Through a partnership between the Institute and Locus, a landmark initiative dedicated to finding new solutions to old development challenges by focusing on local solutions and integrated programming, 19 students and current development professionals are gathered in Nairobi, Kenya to gain hands-on experience through the DPMI program.
This is a landmark year for international development. The Millennium Development Goals are coming to a close and a new chapter is unfolding with the launch of the Sustainable Development Goals. With these big changes come discussions on what has and has not worked, the path forward, and how to finance this path.

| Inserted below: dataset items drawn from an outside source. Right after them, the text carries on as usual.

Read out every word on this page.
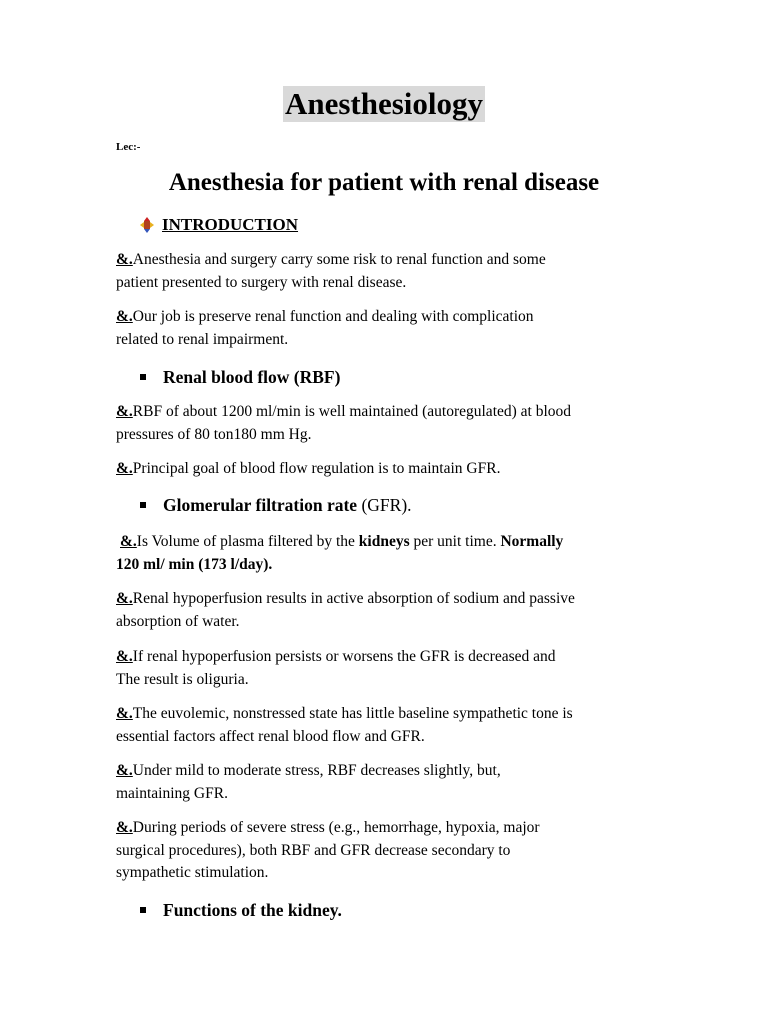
Anesthesiology
Lec:-
Anesthesia for patient with renal disease
INTRODUCTION
&.Anesthesia and surgery carry some risk to renal function and some
patient presented to surgery with renal disease.
&.Our job is preserve renal function and dealing with complication
related to renal impairment.
Renal blood flow (RBF)
&.RBF of about 1200 ml/min is well maintained (autoregulated) at blood
pressures of 80 ton180 mm Hg.
&.Principal goal of blood flow regulation is to maintain GFR.
Glomerular filtration rate (GFR).
&.Is Volume of plasma filtered by the kidneys per unit time. Normally
120 ml/ min (173 l/day).
&.Renal hypoperfusion results in active absorption of sodium and passive
absorption of water.
&.If renal hypoperfusion persists or worsens the GFR is decreased and
The result is oliguria.
&.The euvolemic, nonstressed state has little baseline sympathetic tone is
essential factors affect renal blood flow and GFR.
&.Under mild to moderate stress, RBF decreases slightly, but,
maintaining GFR.
&.During periods of severe stress (e.g., hemorrhage, hypoxia, major
surgical procedures), both RBF and GFR decrease secondary to
sympathetic stimulation.
Functions of the kidney.
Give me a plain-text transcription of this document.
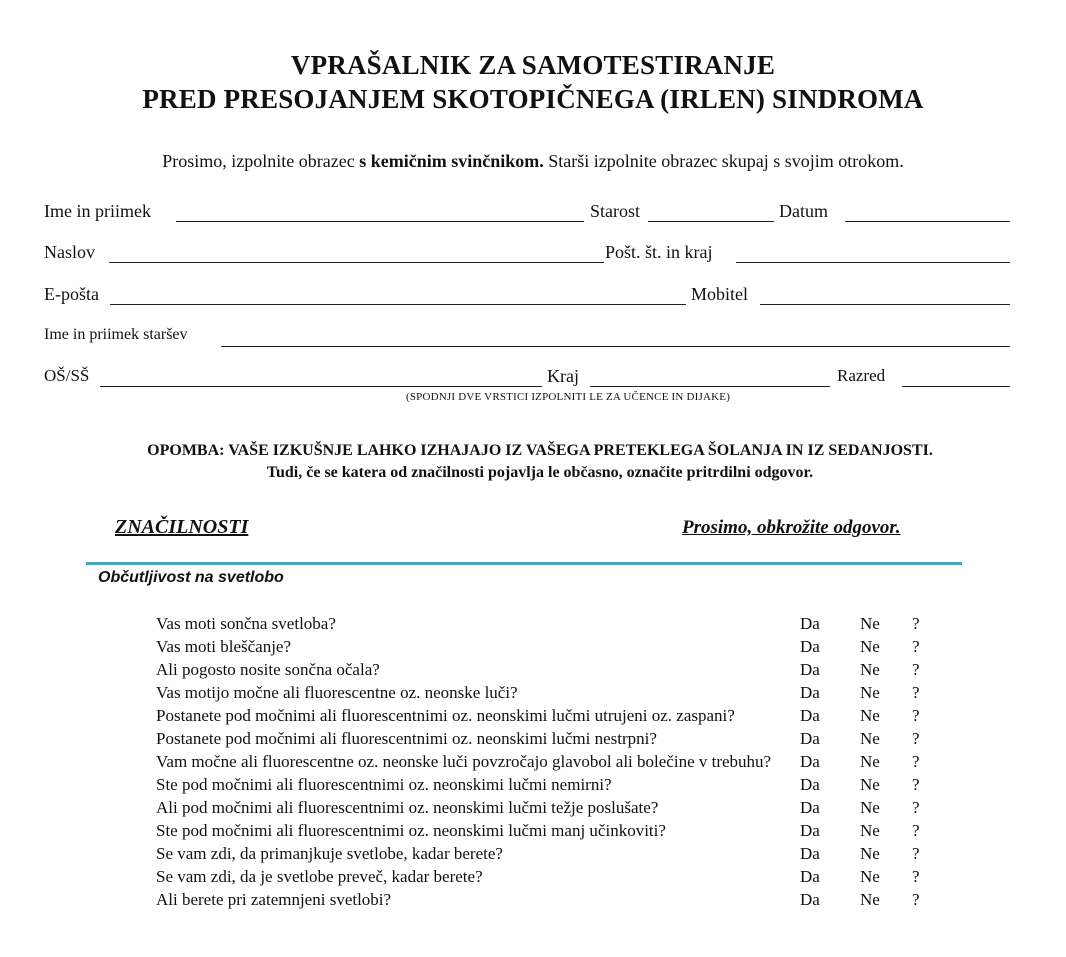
VPRAŠALNIK ZA SAMOTESTIRANJE
PRED PRESOJANJEM SKOTOPIČNEGA (IRLEN) SINDROMA
Prosimo, izpolnite obrazec s kemičnim svinčnikom. Starši izpolnite obrazec skupaj s svojim otrokom.
Ime in priimek	Starost	Datum
Naslov	Pošt. št. in kraj
E-pošta	Mobitel
Ime in priimek staršev
OŠ/SŠ	Kraj	Razred
(SPODNJI DVE VRSTICI IZPOLNITI LE ZA UČENCE IN DIJAKE)
OPOMBA: VAŠE IZKUŠNJE LAHKO IZHAJAJO IZ VAŠEGA PRETEKLEGA ŠOLANJA IN IZ SEDANJOSTI.
Tudi, če se katera od značilnosti pojavlja le občasno, označite pritrdilni odgovor.
ZNAČILNOSTI	Prosimo, obkrožite odgovor.
Občutljivost na svetlobo
Vas moti sončna svetloba?	Da Ne ?
Vas moti bleščanje?	Da Ne ?
Ali pogosto nosite sončna očala?	Da Ne ?
Vas motijo močne ali fluorescentne oz. neonske luči?	Da Ne ?
Postanete pod močnimi ali fluorescentnimi oz. neonskimi lučmi utrujeni oz. zaspani?	Da Ne ?
Postanete pod močnimi ali fluorescentnimi oz. neonskimi lučmi nestrpni?	Da Ne ?
Vam močne ali fluorescentne oz. neonske luči povzročajo glavobol ali bolečine v trebuhu? Da Ne ?
Ste pod močnimi ali fluorescentnimi oz. neonskimi lučmi nemirni?	Da Ne ?
Ali pod močnimi ali fluorescentnimi oz. neonskimi lučmi težje poslušate?	Da Ne ?
Ste pod močnimi ali fluorescentnimi oz. neonskimi lučmi manj učinkoviti?	Da Ne ?
Se vam zdi, da primanjkuje svetlobe, kadar berete?	Da Ne ?
Se vam zdi, da je svetlobe preveč, kadar berete?	Da Ne ?
Ali berete pri zatemnjeni svetlobi?	Da Ne ?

“Across the international development field, one thing that is rising to the top of the discussion is local solutions,” says Graham Wood, senior vice president of Pact. “No longer are people satisfied with the historical nature of development in which someone in Washington D.C. or Geneva determines solutions to challenges faced by communities in Myanmar, Ethiopia, or Guatemala.”
Wood and Levinger agree that in order to achieve true, transformational change, local knowledge and expertise must be harnessed. Wood shares that this is a core objective of Locus, a coalition of nongovernmental organizations, foundations and consulting firms that promotes integrated solutions to address the underlying causes of poverty. The Locus agenda also includes adoption of a shared measurement system that helps participating organizations readily identify effective initiatives as well as those that require further refinement.
Monterey’s DPMI certificate program offers participants the tools and skills they need to forge effective, local networks, alliances and partnerships. This orientation makes Monterey and Locus natural partners. DPMI participants will learn how to map local systems; translate findings into compelling project designs; and promote organizational learning for continuous improvement. Participants, who come from the U.S., Africa, and Latin America, will learn from one another as they search out innovative solutions to persistent problems.